Hence the absolute maximum is \(\frac{83}{12}\) and is attained at \(x=1\). The absolute minimum is \(-\frac{13}3\) and it is attained for \(x=-2\).

We first take the derivative \(f^{\prime}(x)=\frac17x^{-\frac67}\cdot (2-x)+x^{\frac17}\cdot (-1)=\frac1{x^{\frac67}}\cdot \left(\frac17(2-x)-x\right)=\frac{ 2-8x}{7x^{\frac67}}\). The critical values are the points \(a\) for which \(f^{\prime}(a)=0\), or the function \(f\) is not differentiable at \(a\). The given function is not differentiable for \(a=0\), and \(f^{\prime}\left(\frac14\right)=0\). Hence the critical values are \(0\) and \(\frac14\).

Critical values are those numbers \(c\) such that \(f^{\prime}(c)=0\) or \(f^{\prime}\) does not exist. Since \(f\) is not differentiable at \(x=5\), the number \(x=5\) is a critical value.
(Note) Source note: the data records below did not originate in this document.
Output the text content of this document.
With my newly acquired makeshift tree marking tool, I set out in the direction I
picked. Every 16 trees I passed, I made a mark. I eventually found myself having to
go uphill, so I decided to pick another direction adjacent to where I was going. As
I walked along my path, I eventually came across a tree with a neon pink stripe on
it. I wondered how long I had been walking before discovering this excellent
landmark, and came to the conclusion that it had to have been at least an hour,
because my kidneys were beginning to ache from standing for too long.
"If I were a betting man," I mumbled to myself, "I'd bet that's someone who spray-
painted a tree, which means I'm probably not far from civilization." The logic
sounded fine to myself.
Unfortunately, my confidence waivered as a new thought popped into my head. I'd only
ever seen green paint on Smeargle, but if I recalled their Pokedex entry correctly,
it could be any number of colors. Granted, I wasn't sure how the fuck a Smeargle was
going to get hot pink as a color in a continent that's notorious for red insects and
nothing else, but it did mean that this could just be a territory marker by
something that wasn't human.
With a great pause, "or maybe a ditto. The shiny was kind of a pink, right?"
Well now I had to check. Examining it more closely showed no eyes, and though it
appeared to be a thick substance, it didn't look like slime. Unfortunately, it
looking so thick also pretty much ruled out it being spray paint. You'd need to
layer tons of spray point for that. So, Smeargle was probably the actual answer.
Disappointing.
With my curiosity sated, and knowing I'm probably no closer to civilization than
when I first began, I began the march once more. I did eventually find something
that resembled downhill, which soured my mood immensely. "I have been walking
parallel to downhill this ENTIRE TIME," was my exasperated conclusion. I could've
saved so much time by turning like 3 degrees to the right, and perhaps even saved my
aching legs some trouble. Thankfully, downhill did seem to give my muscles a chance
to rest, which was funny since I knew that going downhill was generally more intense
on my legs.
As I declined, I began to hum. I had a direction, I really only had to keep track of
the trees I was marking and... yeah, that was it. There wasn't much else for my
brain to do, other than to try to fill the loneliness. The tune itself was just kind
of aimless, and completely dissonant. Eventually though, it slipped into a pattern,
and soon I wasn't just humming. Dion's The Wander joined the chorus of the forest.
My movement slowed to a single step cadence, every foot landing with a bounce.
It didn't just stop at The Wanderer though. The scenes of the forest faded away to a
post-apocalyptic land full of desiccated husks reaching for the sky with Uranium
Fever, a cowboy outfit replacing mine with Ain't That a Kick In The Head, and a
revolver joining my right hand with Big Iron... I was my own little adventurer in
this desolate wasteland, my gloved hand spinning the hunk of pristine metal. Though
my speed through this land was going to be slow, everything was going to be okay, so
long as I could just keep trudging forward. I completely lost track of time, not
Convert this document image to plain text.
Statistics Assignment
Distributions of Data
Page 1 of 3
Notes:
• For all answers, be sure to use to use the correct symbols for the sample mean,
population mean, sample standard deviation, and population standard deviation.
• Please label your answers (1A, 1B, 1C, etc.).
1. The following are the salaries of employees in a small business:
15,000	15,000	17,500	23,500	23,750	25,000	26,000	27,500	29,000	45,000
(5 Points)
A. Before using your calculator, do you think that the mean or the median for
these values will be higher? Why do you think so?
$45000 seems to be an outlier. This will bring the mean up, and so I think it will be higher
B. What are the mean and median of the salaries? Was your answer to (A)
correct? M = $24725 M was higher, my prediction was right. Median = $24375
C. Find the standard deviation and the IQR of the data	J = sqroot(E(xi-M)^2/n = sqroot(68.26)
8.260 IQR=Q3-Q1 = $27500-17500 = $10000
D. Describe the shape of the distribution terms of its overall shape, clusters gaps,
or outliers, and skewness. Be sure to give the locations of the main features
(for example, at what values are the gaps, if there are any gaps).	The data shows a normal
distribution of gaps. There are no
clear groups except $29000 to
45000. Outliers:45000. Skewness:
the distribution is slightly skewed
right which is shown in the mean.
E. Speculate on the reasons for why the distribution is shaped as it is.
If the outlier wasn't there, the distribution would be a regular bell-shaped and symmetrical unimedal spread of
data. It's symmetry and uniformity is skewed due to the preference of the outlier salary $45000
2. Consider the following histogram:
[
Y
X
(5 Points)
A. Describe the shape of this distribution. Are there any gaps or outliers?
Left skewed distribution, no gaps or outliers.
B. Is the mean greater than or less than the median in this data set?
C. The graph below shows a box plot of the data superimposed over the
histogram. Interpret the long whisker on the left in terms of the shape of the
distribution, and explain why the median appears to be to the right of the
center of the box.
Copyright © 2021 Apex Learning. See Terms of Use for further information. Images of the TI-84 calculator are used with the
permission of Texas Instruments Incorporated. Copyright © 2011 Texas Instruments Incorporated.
For \(x > 5\) we have \(f(x)=x^2-x+2\) hence \(f^{\prime}(x)=2x-1\). The solution to the equation \(f^{\prime}(x)=0\) does not satisfy \(x > 5\), hence there are no critical values bigger than \(5\).

For \(x < 5\) we have \(f(x)=x^2-3x+12\). We now have \(f^{\prime}(x)=2x-3\) and the solution to the equation \(f^{\prime}(x)=0\) is \(x=\frac32\). Since \(\frac32 < 5\), this is a critical value.